House Speaker Paul Ryan said Sunday an end-of-year deal to fund the government and solidify hundreds of billions of dollars of tax relief was a “cake already baked” before he stepped into leadership, but that he made the best of it and seized key GOP wins that set the table for a productive 2016.
The $1.1 trillion spending bill lifted the 40-year-old ban on U.S. oil exports, though conservatives grumbled that it unraveled the budget gains Republicans won during the previous four years without winning any of the restrictions they wanted to impose on President Obama.
They wanted to reel in his expansive use of executive power, his new rules limiting greenhouse gas emissions and his plans to resettle 10,000 Syrian refugees in the U.S. this fiscal year.

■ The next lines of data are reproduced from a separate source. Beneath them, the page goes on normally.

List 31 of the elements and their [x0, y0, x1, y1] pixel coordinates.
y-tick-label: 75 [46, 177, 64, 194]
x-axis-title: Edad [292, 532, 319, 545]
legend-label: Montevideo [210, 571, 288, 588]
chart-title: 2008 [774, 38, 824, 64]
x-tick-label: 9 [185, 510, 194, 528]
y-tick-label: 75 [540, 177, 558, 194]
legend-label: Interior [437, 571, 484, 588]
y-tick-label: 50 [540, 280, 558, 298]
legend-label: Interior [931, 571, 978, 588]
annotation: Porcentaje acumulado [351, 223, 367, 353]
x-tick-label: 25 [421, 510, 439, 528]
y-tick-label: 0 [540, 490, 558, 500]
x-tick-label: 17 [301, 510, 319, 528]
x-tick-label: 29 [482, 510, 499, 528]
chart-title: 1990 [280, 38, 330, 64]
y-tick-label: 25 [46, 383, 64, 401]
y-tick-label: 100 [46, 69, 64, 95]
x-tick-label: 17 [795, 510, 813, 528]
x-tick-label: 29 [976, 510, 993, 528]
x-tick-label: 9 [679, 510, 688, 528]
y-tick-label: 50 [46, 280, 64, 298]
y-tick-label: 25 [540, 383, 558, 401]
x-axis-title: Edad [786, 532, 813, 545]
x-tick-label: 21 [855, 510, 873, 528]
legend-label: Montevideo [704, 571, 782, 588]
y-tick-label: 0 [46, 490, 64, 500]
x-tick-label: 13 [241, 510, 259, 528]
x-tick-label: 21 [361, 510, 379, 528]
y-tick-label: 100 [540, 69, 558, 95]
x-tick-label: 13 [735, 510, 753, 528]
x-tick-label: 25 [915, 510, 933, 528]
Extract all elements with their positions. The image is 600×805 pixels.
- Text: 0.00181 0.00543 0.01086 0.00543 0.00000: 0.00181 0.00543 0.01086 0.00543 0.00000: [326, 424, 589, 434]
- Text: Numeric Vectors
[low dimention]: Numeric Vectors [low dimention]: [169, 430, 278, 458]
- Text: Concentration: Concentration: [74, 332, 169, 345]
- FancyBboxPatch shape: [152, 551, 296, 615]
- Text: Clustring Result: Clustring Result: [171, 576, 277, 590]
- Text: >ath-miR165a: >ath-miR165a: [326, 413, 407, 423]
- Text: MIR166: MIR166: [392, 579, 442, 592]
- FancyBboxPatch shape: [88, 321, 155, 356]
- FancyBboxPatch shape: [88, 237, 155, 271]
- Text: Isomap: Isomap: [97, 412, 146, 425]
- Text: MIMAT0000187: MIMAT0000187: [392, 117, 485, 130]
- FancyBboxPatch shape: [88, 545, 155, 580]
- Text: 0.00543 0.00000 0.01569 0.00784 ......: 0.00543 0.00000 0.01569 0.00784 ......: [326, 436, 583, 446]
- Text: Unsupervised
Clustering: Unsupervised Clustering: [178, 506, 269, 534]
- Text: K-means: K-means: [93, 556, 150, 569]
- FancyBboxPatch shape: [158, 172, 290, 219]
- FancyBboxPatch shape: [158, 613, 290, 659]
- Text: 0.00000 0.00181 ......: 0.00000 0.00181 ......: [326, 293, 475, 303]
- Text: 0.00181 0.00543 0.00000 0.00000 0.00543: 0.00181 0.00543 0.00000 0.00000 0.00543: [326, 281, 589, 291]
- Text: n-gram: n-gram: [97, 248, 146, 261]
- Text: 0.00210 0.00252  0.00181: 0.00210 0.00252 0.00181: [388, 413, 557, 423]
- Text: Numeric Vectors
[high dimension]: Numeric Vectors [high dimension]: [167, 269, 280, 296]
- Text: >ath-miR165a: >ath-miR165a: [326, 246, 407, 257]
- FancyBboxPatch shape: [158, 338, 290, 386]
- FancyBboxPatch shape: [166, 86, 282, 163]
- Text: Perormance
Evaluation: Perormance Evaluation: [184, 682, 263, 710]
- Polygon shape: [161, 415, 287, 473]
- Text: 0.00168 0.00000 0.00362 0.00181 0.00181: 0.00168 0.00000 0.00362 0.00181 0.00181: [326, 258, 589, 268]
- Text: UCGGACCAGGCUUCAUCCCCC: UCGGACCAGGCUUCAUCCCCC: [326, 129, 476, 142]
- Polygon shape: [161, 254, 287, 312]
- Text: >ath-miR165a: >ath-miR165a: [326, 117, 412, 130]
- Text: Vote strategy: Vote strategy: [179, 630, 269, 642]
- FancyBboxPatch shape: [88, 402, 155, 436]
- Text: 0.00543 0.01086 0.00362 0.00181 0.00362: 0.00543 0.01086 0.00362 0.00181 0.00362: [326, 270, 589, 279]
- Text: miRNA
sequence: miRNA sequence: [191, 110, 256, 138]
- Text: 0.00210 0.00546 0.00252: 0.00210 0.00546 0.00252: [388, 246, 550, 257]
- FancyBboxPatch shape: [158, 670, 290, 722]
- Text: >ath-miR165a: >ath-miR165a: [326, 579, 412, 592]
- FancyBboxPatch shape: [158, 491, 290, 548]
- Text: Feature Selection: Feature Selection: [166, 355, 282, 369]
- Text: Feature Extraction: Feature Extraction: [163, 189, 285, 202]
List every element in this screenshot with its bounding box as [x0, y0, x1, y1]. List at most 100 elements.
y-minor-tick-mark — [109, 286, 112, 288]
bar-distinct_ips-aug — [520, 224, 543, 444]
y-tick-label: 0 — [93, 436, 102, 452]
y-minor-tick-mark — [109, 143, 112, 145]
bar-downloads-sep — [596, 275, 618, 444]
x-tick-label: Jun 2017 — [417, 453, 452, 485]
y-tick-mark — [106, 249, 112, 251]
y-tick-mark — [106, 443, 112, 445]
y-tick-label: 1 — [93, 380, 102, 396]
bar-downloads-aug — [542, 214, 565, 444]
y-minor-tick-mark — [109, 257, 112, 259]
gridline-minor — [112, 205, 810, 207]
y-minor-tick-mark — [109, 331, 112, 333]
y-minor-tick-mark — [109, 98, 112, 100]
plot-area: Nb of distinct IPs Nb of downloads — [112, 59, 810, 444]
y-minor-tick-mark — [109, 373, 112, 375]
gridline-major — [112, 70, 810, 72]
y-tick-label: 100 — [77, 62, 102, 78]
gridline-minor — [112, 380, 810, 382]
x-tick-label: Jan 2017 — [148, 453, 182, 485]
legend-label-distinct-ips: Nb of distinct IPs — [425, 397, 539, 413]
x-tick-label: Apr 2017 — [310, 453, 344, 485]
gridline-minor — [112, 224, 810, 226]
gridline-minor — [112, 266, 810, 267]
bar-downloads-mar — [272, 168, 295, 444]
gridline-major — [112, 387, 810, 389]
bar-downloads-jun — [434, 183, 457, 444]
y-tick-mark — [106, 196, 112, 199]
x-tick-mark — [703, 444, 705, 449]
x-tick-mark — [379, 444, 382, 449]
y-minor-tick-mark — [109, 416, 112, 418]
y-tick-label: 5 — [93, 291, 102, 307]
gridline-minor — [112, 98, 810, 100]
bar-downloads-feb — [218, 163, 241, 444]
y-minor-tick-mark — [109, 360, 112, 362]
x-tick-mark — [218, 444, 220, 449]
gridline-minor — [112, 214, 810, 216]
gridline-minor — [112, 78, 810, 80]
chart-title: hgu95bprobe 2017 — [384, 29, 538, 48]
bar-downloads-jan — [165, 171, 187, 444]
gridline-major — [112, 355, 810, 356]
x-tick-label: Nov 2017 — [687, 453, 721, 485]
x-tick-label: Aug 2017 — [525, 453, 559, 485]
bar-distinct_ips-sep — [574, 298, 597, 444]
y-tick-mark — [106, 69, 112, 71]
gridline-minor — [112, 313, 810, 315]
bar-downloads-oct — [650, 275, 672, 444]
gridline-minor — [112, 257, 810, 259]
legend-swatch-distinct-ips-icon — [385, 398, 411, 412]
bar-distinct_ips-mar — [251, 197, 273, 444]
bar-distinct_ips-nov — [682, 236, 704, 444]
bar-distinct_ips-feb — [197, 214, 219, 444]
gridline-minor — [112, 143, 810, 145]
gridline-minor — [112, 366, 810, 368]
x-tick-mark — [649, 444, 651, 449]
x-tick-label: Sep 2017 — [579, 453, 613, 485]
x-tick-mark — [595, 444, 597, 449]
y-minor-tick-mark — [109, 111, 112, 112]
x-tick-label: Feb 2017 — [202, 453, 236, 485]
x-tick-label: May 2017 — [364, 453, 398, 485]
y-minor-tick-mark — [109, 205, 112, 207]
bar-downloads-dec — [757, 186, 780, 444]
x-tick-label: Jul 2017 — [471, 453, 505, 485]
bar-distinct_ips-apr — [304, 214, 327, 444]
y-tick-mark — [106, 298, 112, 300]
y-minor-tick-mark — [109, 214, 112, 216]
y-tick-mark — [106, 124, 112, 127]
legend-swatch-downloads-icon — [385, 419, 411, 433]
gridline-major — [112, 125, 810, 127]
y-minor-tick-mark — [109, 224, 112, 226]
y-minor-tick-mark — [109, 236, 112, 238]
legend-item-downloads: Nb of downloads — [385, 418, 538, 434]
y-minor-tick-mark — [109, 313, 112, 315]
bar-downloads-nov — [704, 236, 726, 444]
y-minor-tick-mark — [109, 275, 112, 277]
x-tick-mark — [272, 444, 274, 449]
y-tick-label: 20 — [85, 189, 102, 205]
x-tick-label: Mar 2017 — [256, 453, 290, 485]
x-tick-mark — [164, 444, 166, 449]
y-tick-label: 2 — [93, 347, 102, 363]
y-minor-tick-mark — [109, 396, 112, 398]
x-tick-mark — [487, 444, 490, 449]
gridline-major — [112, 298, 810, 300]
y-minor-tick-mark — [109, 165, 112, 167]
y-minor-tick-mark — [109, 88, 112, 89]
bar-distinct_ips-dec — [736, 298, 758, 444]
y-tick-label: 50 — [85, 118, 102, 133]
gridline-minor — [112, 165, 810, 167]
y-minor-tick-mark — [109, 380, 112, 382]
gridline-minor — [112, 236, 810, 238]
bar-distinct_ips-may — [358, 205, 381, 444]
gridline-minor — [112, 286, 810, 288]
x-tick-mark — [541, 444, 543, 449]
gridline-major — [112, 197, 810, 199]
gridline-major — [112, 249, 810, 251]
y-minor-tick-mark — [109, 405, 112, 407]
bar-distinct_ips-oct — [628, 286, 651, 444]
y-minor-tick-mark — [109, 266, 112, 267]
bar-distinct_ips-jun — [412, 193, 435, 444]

GOP leaders also redirected a fight over Planned Parenthood funding to an Obamacare repeal bill that will be vetoed by Mr. Obama.
“In divided government, you don’t get everything you want,” Mr. Ryan, Wisconsin Republican, told NBC’s “Meet the Press.” “So we fought for as much as we could get. We advanced our priorities and principles. Not every single one of them, but many of them. And then we’re going to pick up next year and pick up where we left off and keep going for more.”
He also defended a $620 billion package of tax breaks for businesses and families, rejecting critics who say it increases the deficit in a massive give-away to special interests.
Rather, Mr. Ryan said Congress maintained the status quo, making relief permanent instead of coming back each year to extend a patchwork of breaks.
“We’re keeping taxes where they are, because there’s an artificial problem in the law that says these taxes will raise. Not raising taxes is not cutting taxes. It’s not raising taxes,” he said.
Mr. Ryan also said he doesn’t pay attention to conservative talk show hosts who say he caved to Democrats and the White House.
He already is looking for to better days ahead, mentioning the year 2016 nine times during a wide-ranging interview with NBC host Chuck Todd.
“The members that asked me to become speaker, that elected me to speaker, know that I come from the conservative movement and that I’m a movement conservative with an eye on the prize, which is actually achieving success,” he said.